The simulations should form the basis for deciding the tug size needed during the hook-up between the FPSO and the STP buoy at the Peregrino oil field. The simulation studies were performed with the help of in-house developed mathematical and visual simulator models of the FPSO.
Seen from FORCE Technology’s point of view, the project was special, as all departments in the Division for Maritime Industry were involved in testing, simulating, training and evaluating different aspects of the complex operations connected with Maersk Peregrino.
Wind tunnel testing
The tests started in one of FORCE Technology’s five wind tunnels to determine the wind and current forces acting on the FPSO which is crucial in the structural design of turret and moorings. These tests were carried out for Advanced Production & Loading (today owned by National Oilwell Varco) who has supplied the STP buoy for the Peregrino project.
Establishing the mathematical model
By combining the aerodynamic data from the wind tunnel tests with the hydrodynamic forces acting on the ship, a simulator model of Maersk Peregrino was generated using our in-house developed manoeuvring prediction and ship generation tool ShipYard which is a part of SimFlex simulator setup.
Once the mathematical model was developed, fast-time simulations of the hook-up between the turret and the FPSO were performed, and the size and number of the necessary tugs needed to bring the FPSO safely on top of the turret was evaluated. The hook-up simulations focused on the ability to move the vessel to a fixed position and to keep the vessel in that position during the operation.
To make the scenarios as realistic as possible, the simulations covered periods of three hours to confirm the ability of the tugs to bring the vessel in position over the turret and maintain its position for a long period of time. Tolerance-wise, the most critical part is just before the connection starts since the turret, after connection, will gradually help maintaining the position as it is being pulled in. Subsequently, FORCE Technology evaluated the tug size needed in order to perform the riser pull-in procedure. This is the operation where the vessel is connected to the turret and is pulling in and connecting the risers. Maintaining heading during this operation is crucial.
During the simulation of the riser pull-in procedure, the FPSO was moored to the turret and its mooring system provided the right response in all degrees of freedom relevant for the assignment under the influences of wind, waves and current.Both the hook-up procedure and the evaluation of tug size were carried out based on detailed Metocean data from the Peregrino field for the time period of the installation.
Training of crew
Finally, the FPSO and Tug Captains assigned to perform the installation of the Maersk Peregrino were trained in the approach and riser pull-in manoeuvers. This training was carried out in the advanced full-mission simulators at FORCE Technology.

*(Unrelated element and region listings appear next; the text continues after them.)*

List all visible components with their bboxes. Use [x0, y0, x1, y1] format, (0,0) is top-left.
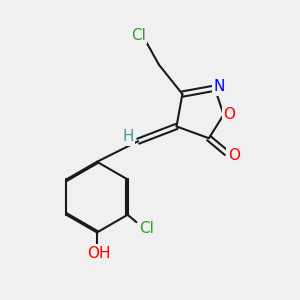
Text: Cl: Cl [131, 28, 146, 43]
Text: O: O [228, 148, 240, 164]
Text: O: O [224, 107, 236, 122]
Text: N: N [214, 79, 225, 94]
Text: H: H [122, 129, 134, 144]
Text: Cl: Cl [139, 220, 154, 236]
Text: OH: OH [87, 246, 110, 261]
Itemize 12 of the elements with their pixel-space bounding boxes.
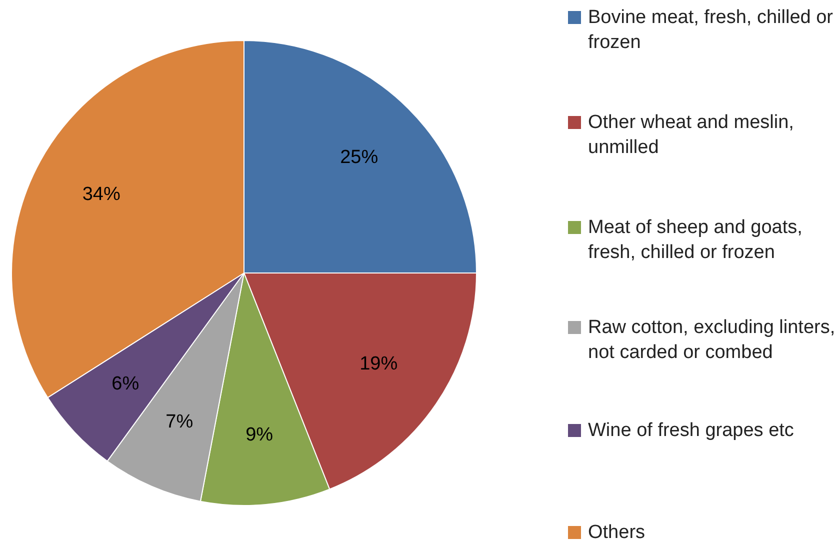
legend-label: Others	[588, 521, 646, 545]
data-label: 6%	[112, 374, 140, 395]
legend-label: Wine of fresh grapes etc	[588, 419, 794, 443]
data-label: 9%	[246, 424, 274, 446]
data-label: 34%	[82, 184, 120, 205]
data-label: 7%	[166, 412, 194, 433]
legend-label: Bovine meat, fresh, chilled or frozen	[588, 6, 834, 55]
legend-label: Raw cotton, excluding linters, not carded or combed	[588, 316, 836, 365]
legend-label: Meat of sheep and goats, fresh, chilled or frozen	[588, 216, 804, 265]
data-label: 19%	[360, 354, 398, 375]
legend-label: Other wheat and meslin, unmilled	[588, 111, 795, 160]
data-label: 25%	[340, 147, 378, 168]
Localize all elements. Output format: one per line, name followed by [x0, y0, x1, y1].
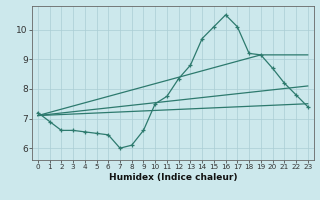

The simulations were performed at FORCE Technology’s facilities with a mathematical model of the Maersk Peregrino FPSO and two mathematical tug models with similar dimensions and bollard pull as the tugs considered for the real hook-up operation. The wind forces applied for the FPSO were calculated using the wind coefficients from wind tunnel tests with the Maersk Peregrino FPSO. By performing both testing, simulation and training at FORCE Technology, Maersk FPSOs was ensured that the data generated and used was an exact replicate of the way the actual installation would take place.